Often called “walk-and-talk” recording, videographers are often confronted with recording the audio of subjects in their workplace or during an interview with two or more people walking in full motion. Here’s how to insure excellent audio.
When a video production involves subjects moving about their workplace or in an interview in motion, recording clean audio gets a step more complicated. A typical situation involves a person at work doing their craft or a reporter interviewing that person as they walk through the subject’s environment.
There are several ways to record this type of audio. If the subject is moving only a short distance, a shotgun microphone on a fish pole is often the best solution. A boom operator holding the pole can move the microphone to track the person in the shot.
An alternative is a wireless microphone. If the subject is moving around corners or through a very wide shot, a wireless mic or recorder bodypack is essential. In most such shots, the desire is to have the recording equipment invisible.
A hidden lavalier microphone and bodypack transmitter on each person allows them to move freely in the shot while acquiring high quality audio. The signal is picked up on battery-operated portable receivers, either mounted on the camera or carried by a sound operator. Each speaker, of course, needs their own wireless mic.
Each wireless transmitter must be tuned to a different frequency and picked up by a dedicated receiver. Ideally, the audio output from each receiver should be recorded on separate tracks on the camera or audio recorder. This offers more mixing flexibility when editing the video.

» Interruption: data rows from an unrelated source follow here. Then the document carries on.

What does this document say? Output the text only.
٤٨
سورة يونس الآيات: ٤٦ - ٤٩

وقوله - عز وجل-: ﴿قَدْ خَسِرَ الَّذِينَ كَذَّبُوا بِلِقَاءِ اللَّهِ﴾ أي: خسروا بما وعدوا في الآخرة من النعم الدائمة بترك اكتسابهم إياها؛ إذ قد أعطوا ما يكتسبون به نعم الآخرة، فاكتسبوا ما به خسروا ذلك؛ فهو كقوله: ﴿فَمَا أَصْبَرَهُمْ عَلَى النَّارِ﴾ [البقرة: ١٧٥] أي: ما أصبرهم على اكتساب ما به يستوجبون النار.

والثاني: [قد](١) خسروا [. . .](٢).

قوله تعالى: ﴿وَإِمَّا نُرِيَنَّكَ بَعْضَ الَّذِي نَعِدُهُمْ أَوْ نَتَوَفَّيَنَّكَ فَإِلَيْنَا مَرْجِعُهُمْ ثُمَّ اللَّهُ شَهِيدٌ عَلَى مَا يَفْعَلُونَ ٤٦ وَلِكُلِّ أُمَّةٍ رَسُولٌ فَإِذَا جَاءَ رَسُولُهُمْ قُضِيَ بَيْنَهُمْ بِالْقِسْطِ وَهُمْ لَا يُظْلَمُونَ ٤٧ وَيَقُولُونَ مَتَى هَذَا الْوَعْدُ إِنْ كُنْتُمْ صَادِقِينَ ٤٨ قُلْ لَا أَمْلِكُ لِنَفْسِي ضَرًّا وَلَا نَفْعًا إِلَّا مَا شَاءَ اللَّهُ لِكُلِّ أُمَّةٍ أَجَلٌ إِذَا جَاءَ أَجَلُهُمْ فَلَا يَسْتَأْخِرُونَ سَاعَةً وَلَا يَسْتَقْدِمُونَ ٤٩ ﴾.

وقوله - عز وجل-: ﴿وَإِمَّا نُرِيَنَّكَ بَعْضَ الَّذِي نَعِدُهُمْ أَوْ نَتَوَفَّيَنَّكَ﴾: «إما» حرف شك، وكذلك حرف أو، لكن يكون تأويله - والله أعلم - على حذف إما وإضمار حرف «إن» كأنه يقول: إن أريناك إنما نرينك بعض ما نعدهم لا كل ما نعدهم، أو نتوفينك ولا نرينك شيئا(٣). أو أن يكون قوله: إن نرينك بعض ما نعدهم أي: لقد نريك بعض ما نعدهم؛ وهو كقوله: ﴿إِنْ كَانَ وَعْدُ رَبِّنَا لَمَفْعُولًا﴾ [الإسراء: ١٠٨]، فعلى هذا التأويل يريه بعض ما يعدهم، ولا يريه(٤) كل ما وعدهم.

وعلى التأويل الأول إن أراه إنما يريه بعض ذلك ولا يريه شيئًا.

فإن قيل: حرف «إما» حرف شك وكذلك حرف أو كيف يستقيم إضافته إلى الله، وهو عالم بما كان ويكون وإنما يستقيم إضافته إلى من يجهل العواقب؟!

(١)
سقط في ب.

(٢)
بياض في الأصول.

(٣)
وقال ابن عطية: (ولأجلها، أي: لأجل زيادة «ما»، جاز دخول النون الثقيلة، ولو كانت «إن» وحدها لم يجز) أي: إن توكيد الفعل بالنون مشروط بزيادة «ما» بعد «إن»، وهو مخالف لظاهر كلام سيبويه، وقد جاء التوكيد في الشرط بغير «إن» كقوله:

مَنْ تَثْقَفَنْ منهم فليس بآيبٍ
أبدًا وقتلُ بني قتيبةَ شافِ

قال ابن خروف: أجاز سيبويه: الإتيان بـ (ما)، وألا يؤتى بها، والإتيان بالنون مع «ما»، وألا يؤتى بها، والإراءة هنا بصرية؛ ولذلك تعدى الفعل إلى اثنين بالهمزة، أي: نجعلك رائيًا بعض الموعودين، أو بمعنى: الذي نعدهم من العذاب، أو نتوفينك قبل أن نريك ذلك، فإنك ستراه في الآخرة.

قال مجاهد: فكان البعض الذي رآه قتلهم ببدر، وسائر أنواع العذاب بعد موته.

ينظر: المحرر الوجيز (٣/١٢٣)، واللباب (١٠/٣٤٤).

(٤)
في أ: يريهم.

Another wireless option, this one not hidden, is for the interviewer to use a handheld mic, news-style, connected to a plug-in wireless transmitter. An omnidirectional mic works best because its pickup pattern can easily cover both subjects speaking.
Another option is to use a miniature wireless audio recorder on each person. These resemble wireless microphone transmitters in size, but each operates alone, recording the sound on a flash memory card.
Among the makers of this new breed of recorder is Lectronsonics, Tascam and JuicedLink. The audio from these tiny recorders is synced with the video’s audio in post production. This can be accomplished through the edit software’s internal audio syncing mechanism or by using a third party application such as Red Giant’s PluralEyes 4.
Another newer solution is to use an iPhone instead of a portable audio recorder. Companies like Apogee, Sennheiser, Shure and Rode make lav mics and software that enables an iPhone to record on the body of a subject.
A professional video crew is expected to be able to capture excellent audio in any situation. Having a boom microphone, a couple of wireless mics or miniature audio recorders with lavs and the necessary accessories are expected in today’s competitive environment.